My textbook on QFT says that the Dirac equation can be used to show the following relation:
$$\{\gamma^{\mu},\gamma^{\nu}\}=2g^{\mu\nu}$$
I have searched around and unable to find how to prove this as it seems like it has to be assumed at some point by definition. My understanding was that this relation is a fundamental one and that it is assumed in order that the gamma matrices generate a matrix representation of the Clifford algebra, so it is a mathematical assumption rather than something which you derive from a physical equation. One approach I started is to take the Dirac equation and then multiply as follows:
$$(i\gamma^{\nu}\partial_{\nu}-m)\psi=0$$
$$(i\gamma^{\mu}\partial_{\mu}+m)(i\gamma^{\nu}\partial_{\nu}-m)\psi=0$$
$$-(\gamma^{\nu}\gamma^{\mu}\partial_{\nu}\partial_{\mu}+m^2)\psi=0$$
Is there some way to use this to show the given identity?
Best Answer
Even if this is similar, this answer should be clearer, as it was to me.

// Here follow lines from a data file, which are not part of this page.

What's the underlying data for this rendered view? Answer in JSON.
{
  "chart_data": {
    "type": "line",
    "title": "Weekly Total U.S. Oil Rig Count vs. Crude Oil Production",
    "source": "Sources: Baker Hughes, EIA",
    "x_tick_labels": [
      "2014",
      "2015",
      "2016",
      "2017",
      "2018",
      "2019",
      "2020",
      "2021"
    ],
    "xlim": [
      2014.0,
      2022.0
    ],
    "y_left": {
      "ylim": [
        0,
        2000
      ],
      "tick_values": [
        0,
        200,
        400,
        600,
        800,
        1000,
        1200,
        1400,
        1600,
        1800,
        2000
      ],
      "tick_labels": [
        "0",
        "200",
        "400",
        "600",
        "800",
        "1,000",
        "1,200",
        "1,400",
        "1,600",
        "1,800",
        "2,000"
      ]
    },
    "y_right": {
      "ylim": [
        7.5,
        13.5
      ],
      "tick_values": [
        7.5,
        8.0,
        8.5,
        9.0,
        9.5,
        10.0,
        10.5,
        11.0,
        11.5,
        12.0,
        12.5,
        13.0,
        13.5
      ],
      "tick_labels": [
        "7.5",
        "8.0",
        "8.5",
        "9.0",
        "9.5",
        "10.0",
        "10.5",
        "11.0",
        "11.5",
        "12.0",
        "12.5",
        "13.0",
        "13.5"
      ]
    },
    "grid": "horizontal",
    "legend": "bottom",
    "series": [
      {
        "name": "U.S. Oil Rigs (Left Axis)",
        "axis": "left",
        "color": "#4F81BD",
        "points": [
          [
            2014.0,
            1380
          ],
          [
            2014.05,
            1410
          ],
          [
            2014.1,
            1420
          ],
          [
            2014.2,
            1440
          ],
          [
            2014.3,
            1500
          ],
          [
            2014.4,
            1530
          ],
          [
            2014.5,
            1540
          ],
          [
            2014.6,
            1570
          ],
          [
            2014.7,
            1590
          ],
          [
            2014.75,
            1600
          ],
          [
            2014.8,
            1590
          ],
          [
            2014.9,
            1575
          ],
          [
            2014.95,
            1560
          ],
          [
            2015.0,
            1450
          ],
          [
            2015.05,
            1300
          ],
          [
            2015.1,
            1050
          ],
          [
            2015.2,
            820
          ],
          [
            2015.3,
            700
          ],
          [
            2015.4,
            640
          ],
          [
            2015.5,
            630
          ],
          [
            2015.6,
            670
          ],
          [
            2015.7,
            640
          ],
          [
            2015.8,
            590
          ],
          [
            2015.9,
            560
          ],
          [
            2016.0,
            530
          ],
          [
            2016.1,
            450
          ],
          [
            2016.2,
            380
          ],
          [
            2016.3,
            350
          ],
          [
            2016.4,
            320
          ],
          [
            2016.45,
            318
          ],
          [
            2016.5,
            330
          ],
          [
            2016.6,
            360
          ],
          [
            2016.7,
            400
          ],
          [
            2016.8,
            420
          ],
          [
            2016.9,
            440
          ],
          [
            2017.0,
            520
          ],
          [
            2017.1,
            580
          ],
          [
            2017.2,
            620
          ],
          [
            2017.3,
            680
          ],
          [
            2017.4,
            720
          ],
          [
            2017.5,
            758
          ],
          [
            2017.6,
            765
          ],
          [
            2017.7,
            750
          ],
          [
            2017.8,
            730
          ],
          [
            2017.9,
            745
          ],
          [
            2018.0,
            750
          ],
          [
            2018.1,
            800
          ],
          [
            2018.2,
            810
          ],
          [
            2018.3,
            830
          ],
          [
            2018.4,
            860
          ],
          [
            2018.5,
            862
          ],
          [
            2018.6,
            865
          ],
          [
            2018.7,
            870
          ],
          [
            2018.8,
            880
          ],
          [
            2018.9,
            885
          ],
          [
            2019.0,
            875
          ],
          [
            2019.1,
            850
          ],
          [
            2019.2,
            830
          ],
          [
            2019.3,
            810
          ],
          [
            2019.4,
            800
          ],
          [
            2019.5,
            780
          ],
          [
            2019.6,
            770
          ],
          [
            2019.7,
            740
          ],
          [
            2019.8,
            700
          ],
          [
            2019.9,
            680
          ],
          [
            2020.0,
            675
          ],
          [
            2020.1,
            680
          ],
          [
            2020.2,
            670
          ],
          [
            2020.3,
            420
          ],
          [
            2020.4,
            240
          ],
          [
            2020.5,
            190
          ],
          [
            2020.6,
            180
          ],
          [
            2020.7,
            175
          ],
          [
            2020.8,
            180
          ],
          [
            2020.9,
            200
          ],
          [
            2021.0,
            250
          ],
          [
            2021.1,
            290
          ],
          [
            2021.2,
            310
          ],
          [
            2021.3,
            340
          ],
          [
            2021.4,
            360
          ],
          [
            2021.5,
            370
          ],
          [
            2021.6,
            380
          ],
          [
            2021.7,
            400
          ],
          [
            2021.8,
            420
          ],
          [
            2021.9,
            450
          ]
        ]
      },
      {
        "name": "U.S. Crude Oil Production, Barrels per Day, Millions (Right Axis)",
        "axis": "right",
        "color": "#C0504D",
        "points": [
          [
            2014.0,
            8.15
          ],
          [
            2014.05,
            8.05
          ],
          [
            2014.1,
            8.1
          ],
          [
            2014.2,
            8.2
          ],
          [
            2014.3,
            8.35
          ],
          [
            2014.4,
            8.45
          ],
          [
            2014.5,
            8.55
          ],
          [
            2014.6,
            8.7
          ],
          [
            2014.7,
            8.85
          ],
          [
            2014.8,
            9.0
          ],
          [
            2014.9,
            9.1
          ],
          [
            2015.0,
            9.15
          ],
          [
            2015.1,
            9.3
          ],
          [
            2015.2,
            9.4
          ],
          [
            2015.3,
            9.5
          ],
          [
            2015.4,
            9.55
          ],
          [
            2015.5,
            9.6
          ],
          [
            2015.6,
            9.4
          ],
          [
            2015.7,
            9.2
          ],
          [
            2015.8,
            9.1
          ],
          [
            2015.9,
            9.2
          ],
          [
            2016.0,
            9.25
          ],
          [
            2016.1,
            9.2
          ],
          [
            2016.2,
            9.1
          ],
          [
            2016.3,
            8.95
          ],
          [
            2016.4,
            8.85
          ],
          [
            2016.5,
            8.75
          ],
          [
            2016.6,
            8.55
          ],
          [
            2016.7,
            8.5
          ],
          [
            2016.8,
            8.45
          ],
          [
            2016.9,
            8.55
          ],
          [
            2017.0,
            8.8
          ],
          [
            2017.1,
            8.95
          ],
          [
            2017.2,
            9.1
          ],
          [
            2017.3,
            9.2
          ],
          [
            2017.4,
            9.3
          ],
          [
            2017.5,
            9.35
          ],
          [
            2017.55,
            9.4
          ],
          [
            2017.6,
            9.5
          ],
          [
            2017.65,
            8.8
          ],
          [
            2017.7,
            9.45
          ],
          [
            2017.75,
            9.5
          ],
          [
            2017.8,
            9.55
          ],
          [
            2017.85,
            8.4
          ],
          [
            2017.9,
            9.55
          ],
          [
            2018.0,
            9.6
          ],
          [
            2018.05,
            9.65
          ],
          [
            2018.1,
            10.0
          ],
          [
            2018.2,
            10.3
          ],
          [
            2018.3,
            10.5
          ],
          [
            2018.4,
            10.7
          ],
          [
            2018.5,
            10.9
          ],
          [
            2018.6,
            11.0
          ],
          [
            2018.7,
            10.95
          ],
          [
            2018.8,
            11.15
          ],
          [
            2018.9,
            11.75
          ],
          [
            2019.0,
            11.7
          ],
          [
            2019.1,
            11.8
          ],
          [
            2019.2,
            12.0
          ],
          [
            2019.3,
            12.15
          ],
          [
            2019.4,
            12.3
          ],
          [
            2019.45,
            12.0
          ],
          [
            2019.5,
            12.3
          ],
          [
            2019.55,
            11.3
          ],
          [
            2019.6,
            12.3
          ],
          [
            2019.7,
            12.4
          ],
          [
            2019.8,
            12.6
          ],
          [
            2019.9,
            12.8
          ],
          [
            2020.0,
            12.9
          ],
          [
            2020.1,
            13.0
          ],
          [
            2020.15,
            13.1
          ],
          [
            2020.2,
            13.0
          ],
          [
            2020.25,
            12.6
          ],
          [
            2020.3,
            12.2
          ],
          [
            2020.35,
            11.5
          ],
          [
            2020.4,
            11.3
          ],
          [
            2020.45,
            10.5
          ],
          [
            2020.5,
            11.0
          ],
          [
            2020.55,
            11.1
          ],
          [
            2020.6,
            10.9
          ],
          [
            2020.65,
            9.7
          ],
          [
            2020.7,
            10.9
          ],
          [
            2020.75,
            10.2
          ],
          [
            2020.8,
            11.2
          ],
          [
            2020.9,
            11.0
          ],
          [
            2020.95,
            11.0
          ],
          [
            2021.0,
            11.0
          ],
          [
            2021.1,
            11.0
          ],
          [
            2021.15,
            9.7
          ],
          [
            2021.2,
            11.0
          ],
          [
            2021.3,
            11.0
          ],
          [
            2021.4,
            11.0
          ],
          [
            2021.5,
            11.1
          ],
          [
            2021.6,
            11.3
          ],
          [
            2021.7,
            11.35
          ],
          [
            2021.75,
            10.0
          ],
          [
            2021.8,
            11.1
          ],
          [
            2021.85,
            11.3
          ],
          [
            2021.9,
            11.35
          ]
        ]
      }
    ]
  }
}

We are here. \begin{eqnarray*} (\gamma^\nu \gamma^\mu \partial_\nu \partial_\mu + m^2)\psi &=& 0\\ (\gamma^\mu \gamma^\nu \partial_\mu \partial_\nu + m^2)\psi &=& 0 \end{eqnarray*} Adding both the equations, \begin{eqnarray*} [(\gamma^\nu \gamma^\mu \partial_\nu \partial_\mu+\gamma^\mu \gamma^\nu \partial_\mu \partial_\nu) + 2m^2]\psi &=& 0\\ \end{eqnarray*} Dividing by 2, \begin{eqnarray*} \left[\frac{1}{2}(\gamma^\nu \gamma^\mu \partial_\nu \partial_\mu+\gamma^\mu \gamma^\nu \partial_\mu \partial_\nu) + m^2\right]\psi &=& 0\\ \end{eqnarray*} and comparing with the Klein Gordon equation, \begin{eqnarray*} (\partial^\mu \partial_\mu+ m^2)\psi &=& 0\\ \Rightarrow (g^{\mu\nu} \partial_\nu \partial_\mu+ m^2)\psi &=& 0\\ \end{eqnarray*} we get, \begin{eqnarray*} g^{\mu\nu} \partial_\nu \partial_\mu &=& \frac{1}{2}(\gamma^\nu \gamma^\mu \partial_\nu \partial_\mu+\gamma^\mu \gamma^\nu \partial_\mu \partial_\nu)\\ &=& \frac{1}{2}(\gamma^\nu \gamma^\mu \partial_\nu \partial_\mu+\gamma^\mu \gamma^\nu \partial_\nu \partial_\mu) {\text{ :as $\partial_\nu \partial_\mu =\partial_\mu \partial_\nu$},}\\ &=& \frac{1}{2}(\gamma^\nu \gamma^\mu +\gamma^\mu \gamma^\nu )\partial_\nu \partial_\mu\\ \end{eqnarray*} So, we have \begin{eqnarray*} (\gamma^\nu \gamma^\mu +\gamma^\mu \gamma^\nu ) &=& 2 g^{\mu\nu}\\ \Rightarrow \{\gamma^\nu, \gamma^\mu \} &=& 2 g^{\mu\nu}\\ \end{eqnarray*}